Basic rules of badminton

The 10 rules of badminton given below are valid for both professional and amateur badminton games.

The game involves the two opponents hitting the shuttlecock over the net into the other person's side. The rally ends when the shuttlecock touches the ground. Only one stroke is allowed to pass it over the net. One badminton match is made up of three games, of 21 points each. Professional badminton games are of five kinds: Men's singles, Men's doubles, Mixed doubles, Women's singles and Women's Doubles.

In a badminton match, the court size for a single's game is 44 feet long X 17 feet wide and for a doubles match it is 44 feet long X 20 feet wide. The height of the net is 5 feet.

The 10 rules of badminton are as follows:

1. A game starts with a coin toss. Whoever wins the toss gets to decide whether they would serve or receive first OR what side of the court they want to be on. The side losing the toss shall then exercise the remaining choice.

2. At no time during the game should the player touch the net, with his racquet or his body.

3. The shuttlecock should not be carried on or come to rest on the racquet.

4. A player should not reach over the net to hit the shuttlecock.

5. A serve must carry cross court (diagonally) to be valid.

6. During the serve, a player should not touch any of the lines of the court, until the server strikes the shuttlecock. During the serve the shuttlecock should always be hit from below the waist.

7. A point is added to a player's score as and when he wins a rally.

8. A player wins a rally when he strikes the shuttlecock and it touches the floor of the opponent's side of the court or when the opponent commits a fault.
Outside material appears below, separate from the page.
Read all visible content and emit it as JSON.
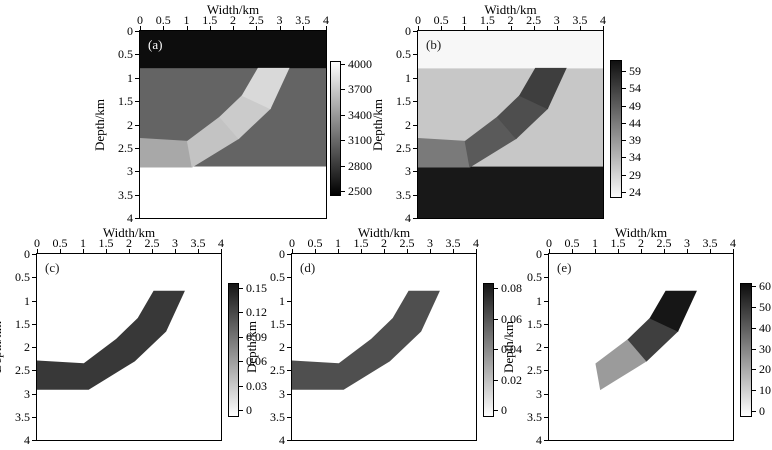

The most common type of fault is when a player fails to hit the shuttlecock over the net or it lands outside the boundary of the court.

9. Each side can strike the shuttlecock only once before it passes over the net. Once hit, a player can't strike the shuttlecock in a new movement or shot.

10. The shuttlecock hitting the ceiling, is counted as a fault.

Learning and inculcating the 10 rules of badminton is the first step towards getting into the game. Besides these, it's a good idea to get to know more about the equipment laws, which govern what equipments can be used - the design of the racquet, the weight and shape of the shuttlecock (for correct speed). Surprisingly there is no rule for the minimum height of the ceiling, but nevertheless, a low ceiling would be problematic.